Moving forward, it is imperative that we foster collaborative efforts among researchers, clinicians, and policymakers to harness the full potential of biomarkers. This collaboration should focus on validating new biomarkers and developing comprehensive strategies for their incorporation into clinical settings. Public health initiatives must also be strengthened to emphasize the importance of preventive measures that can stop the rising tide of obesity and T2DM—an endeavor that combines the power of biomarker research with community engagement and education.

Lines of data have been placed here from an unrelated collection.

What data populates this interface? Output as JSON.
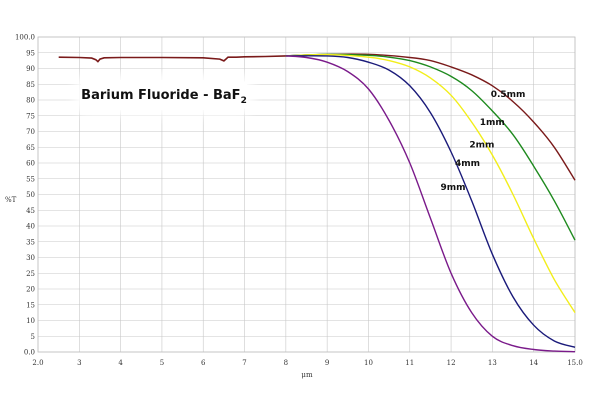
{
  "chart_data": {
    "type": "line",
    "title": "Barium Fluoride - BaF",
    "title_subscript": "2",
    "xlabel": "μm",
    "ylabel": "%T",
    "xlim": [
      2.0,
      15.0
    ],
    "ylim": [
      0.0,
      100.0
    ],
    "grid": true,
    "x_ticks": [
      "2.0",
      "3",
      "4",
      "5",
      "6",
      "7",
      "8",
      "9",
      "10",
      "11",
      "12",
      "13",
      "14",
      "15.0"
    ],
    "y_ticks": [
      "0.0",
      "5",
      "10",
      "15",
      "20",
      "25",
      "30",
      "35",
      "40",
      "45",
      "50",
      "55",
      "60",
      "65",
      "70",
      "75",
      "80",
      "85",
      "90",
      "95",
      "100.0"
    ],
    "baseline": {
      "color": "#7a1a1a",
      "x": [
        2.5,
        3.0,
        3.3,
        3.4,
        3.45,
        3.5,
        3.6,
        4.0,
        5.0,
        6.0,
        6.4,
        6.5,
        6.55,
        6.6,
        6.8,
        7.0,
        7.5,
        8.0
      ],
      "y": [
        93.6,
        93.5,
        93.3,
        92.8,
        92.2,
        93.0,
        93.4,
        93.5,
        93.5,
        93.4,
        93.0,
        92.4,
        93.0,
        93.6,
        93.6,
        93.7,
        93.8,
        94.0
      ]
    },
    "series": [
      {
        "name": "0.5mm",
        "color": "#7a1a1a",
        "x": [
          8,
          9,
          10,
          11,
          11.5,
          12,
          12.5,
          13,
          13.5,
          14,
          14.5,
          15
        ],
        "y": [
          94,
          94.5,
          94.5,
          93.5,
          92.5,
          90.5,
          88,
          84.5,
          79.5,
          73,
          65,
          54.5
        ]
      },
      {
        "name": "1mm",
        "color": "#1e8a1e",
        "x": [
          8,
          9,
          10,
          10.5,
          11,
          11.5,
          12,
          12.5,
          13,
          13.5,
          14,
          14.5,
          15
        ],
        "y": [
          94,
          94.5,
          94.2,
          93.6,
          92.5,
          90.5,
          87.5,
          83,
          76.5,
          69,
          59,
          48,
          35.5
        ]
      },
      {
        "name": "2mm",
        "color": "#f2ee1a",
        "x": [
          8,
          9,
          10,
          10.5,
          11,
          11.5,
          12,
          12.5,
          13,
          13.5,
          14,
          14.5,
          15
        ],
        "y": [
          94,
          94.4,
          93.6,
          92.5,
          90.5,
          87,
          81.5,
          73,
          62.5,
          50,
          36,
          23,
          12.5
        ]
      },
      {
        "name": "4mm",
        "color": "#1a1a7a",
        "x": [
          8,
          9,
          9.5,
          10,
          10.5,
          11,
          11.5,
          12,
          12.5,
          13,
          13.5,
          14,
          14.5,
          15
        ],
        "y": [
          94,
          94,
          93.5,
          92,
          89.5,
          84.5,
          76,
          63.5,
          48,
          31,
          17.5,
          8.5,
          3.5,
          1.5
        ]
      },
      {
        "name": "9mm",
        "color": "#7a1a8a",
        "x": [
          8,
          8.5,
          9,
          9.5,
          10,
          10.5,
          11,
          11.5,
          12,
          12.5,
          13,
          13.5,
          14,
          14.5,
          15
        ],
        "y": [
          94,
          93.5,
          92,
          89,
          83.5,
          73.5,
          60,
          42.5,
          25,
          12.5,
          5,
          2,
          0.8,
          0.3,
          0.1
        ]
      }
    ]
  }
}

In conclusion, the journey toward better management of metabolic disorders is multifaceted and requires an unwavering commitment to research, innovation, and collaboration. Biomarkers are not merely tools; they are integral pieces of a larger puzzle that can illuminate the path toward understanding and conquering obesity and type 2 diabetes. By embracing these advancements, we can transform the landscape of metabolic health, ensuring that individuals are equipped with the knowledge and resources necessary to lead healthier, more fulfilling lives. The time to act is now, as the convergence of science and clinical practice paves the way for a brighter future in metabolic disorder management.